As for the auld sod, European welfare has supported farm income for forty years and in recent years it has been 94% (not a typo) of average farm income. Besides, price supports also were European subsidies. 
American firms are responsible for 90% of headline tradeable exports but would it be a shock if half the value of exports was smoke? 
We shouldn’t be a poster child as we fooled outsiders during the bubble as to how good things were and we’re doing the same today with dodgy data. 
There appears to be a lot of alienation in the country, including no doubt among people who are an easy market for outrage now but were immutable to reason during the bubble. 
Most commentators in the mainstream media play to the belated outrage while radicalism is hard to detect in academe. 
If the politicians are not willing to junk spin, then some credible group should provide realistic scenarios of the decade ahead.
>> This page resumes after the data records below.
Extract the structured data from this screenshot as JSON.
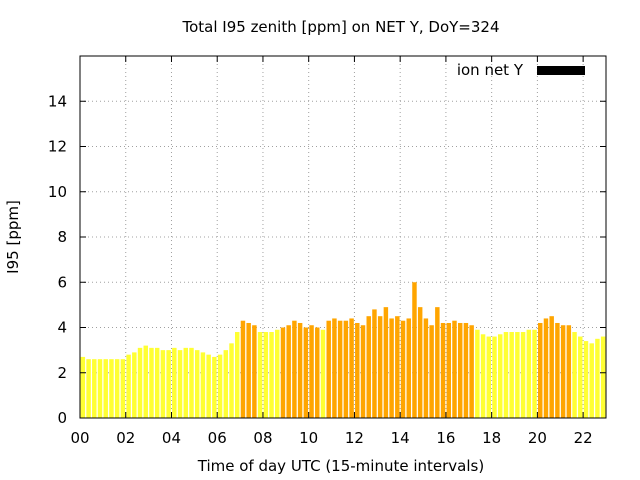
{
  "chart_data": {
    "type": "bar",
    "title": "Total I95 zenith [ppm] on NET Y, DoY=324",
    "xlabel": "Time of day UTC (15-minute intervals)",
    "ylabel": "I95 [ppm]",
    "ylim": [
      0,
      16
    ],
    "xlim": [
      0,
      23
    ],
    "yticks": [
      0,
      2,
      4,
      6,
      8,
      10,
      12,
      14
    ],
    "ytick_labels": [
      "0",
      "2",
      "4",
      "6",
      "8",
      "10",
      "12",
      "14"
    ],
    "xticks": [
      0,
      2,
      4,
      6,
      8,
      10,
      12,
      14,
      16,
      18,
      20,
      22
    ],
    "xtick_labels": [
      "00",
      "02",
      "04",
      "06",
      "08",
      "10",
      "12",
      "14",
      "16",
      "18",
      "20",
      "22"
    ],
    "grid": true,
    "legend": {
      "label": "ion net Y",
      "color": "#000000",
      "placement": "top-right"
    },
    "colors": {
      "low": "#ffff33",
      "high": "#ffa500"
    },
    "threshold": 4,
    "interval_hours": 0.25,
    "values": [
      2.7,
      2.6,
      2.6,
      2.6,
      2.6,
      2.6,
      2.6,
      2.6,
      2.8,
      2.9,
      3.1,
      3.2,
      3.1,
      3.1,
      3.0,
      3.0,
      3.1,
      3.0,
      3.1,
      3.1,
      3.0,
      2.9,
      2.8,
      2.7,
      2.8,
      3.0,
      3.3,
      3.8,
      4.3,
      4.2,
      4.1,
      3.8,
      3.8,
      3.8,
      3.9,
      4.0,
      4.1,
      4.3,
      4.2,
      4.0,
      4.1,
      4.0,
      3.9,
      4.3,
      4.4,
      4.3,
      4.3,
      4.4,
      4.2,
      4.1,
      4.5,
      4.8,
      4.5,
      4.9,
      4.4,
      4.5,
      4.3,
      4.4,
      6.0,
      4.9,
      4.4,
      4.1,
      4.9,
      4.2,
      4.2,
      4.3,
      4.2,
      4.2,
      4.1,
      3.9,
      3.7,
      3.6,
      3.6,
      3.7,
      3.8,
      3.8,
      3.8,
      3.8,
      3.9,
      3.9,
      4.2,
      4.4,
      4.5,
      4.2,
      4.1,
      4.1,
      3.8,
      3.6,
      3.4,
      3.3,
      3.5,
      3.6
    ]
  }
}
People legitimately make the point that debt isn’t sustainable while forecasts of growth a few years out are not credible. 
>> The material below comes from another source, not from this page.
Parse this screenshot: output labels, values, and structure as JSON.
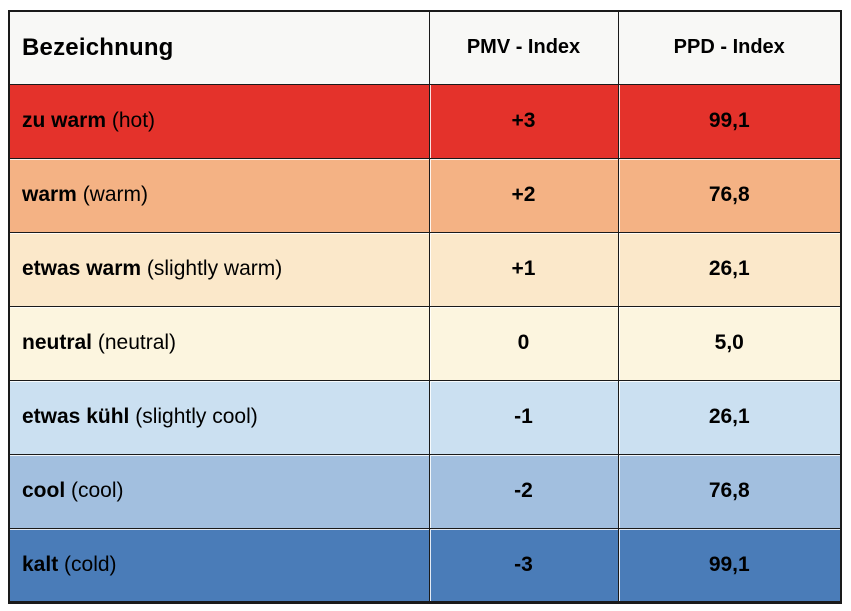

Where is the growth engine? Spend more on the failed ’smart economy’ project? If the MNC sector can raise industrial production over 70% since 2000 and produce no jobs, it is easy to be fooled. 
At best, the unemployment rate will remain at a high single digit level for many years.
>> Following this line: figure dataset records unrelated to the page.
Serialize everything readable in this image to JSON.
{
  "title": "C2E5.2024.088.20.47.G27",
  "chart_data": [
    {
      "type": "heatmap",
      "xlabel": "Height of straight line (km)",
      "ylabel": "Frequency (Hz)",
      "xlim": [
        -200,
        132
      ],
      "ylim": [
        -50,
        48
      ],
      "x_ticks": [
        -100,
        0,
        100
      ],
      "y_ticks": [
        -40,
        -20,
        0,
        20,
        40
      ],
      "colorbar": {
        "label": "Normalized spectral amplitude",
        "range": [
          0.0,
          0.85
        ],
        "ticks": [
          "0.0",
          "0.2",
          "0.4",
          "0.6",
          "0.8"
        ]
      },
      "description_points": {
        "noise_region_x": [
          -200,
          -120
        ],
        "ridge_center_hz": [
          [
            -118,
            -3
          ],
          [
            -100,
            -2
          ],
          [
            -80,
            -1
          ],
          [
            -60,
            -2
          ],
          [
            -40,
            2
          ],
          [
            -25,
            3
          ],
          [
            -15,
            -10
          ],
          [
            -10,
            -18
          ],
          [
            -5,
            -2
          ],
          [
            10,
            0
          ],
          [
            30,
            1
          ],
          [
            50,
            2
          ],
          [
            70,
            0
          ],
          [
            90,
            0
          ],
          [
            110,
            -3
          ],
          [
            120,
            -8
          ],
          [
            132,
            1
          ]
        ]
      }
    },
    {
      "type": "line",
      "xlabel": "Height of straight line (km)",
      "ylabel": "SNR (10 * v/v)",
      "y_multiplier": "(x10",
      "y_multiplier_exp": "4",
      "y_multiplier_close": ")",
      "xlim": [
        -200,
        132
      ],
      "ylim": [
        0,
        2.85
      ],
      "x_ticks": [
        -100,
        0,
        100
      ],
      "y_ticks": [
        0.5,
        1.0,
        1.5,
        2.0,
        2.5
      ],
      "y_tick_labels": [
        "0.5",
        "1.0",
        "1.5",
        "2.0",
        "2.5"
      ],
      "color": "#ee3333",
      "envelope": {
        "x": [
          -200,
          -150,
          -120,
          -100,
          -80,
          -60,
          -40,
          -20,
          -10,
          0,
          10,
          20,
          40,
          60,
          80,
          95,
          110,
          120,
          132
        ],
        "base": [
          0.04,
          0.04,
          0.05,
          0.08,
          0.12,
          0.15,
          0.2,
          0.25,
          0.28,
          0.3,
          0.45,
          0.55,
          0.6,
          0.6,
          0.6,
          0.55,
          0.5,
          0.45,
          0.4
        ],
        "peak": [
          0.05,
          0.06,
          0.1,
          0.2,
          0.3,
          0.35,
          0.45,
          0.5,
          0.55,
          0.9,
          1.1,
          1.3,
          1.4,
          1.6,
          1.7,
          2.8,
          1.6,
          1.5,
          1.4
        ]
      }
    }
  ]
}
The bubble standard of living cannot be maintained; what should tax and spending be in an economy without any windfalls? 
Pre-2008 is not coming back and despite the odd positive smoke signal from the Croke Park implementation conclave, anyone who believes that this is the way to introduce reform in a large organisation, is to put it kindly, a fool.
Post 3
Some of you should overwrite the conventional wisdom on your braindisk: 
German exports unexpectedly rose for a third month in March as demand from outside Europe offset weaker regional sales. Exports and imports hit new monthly records while trade with other Eurozone countries was almost in balance.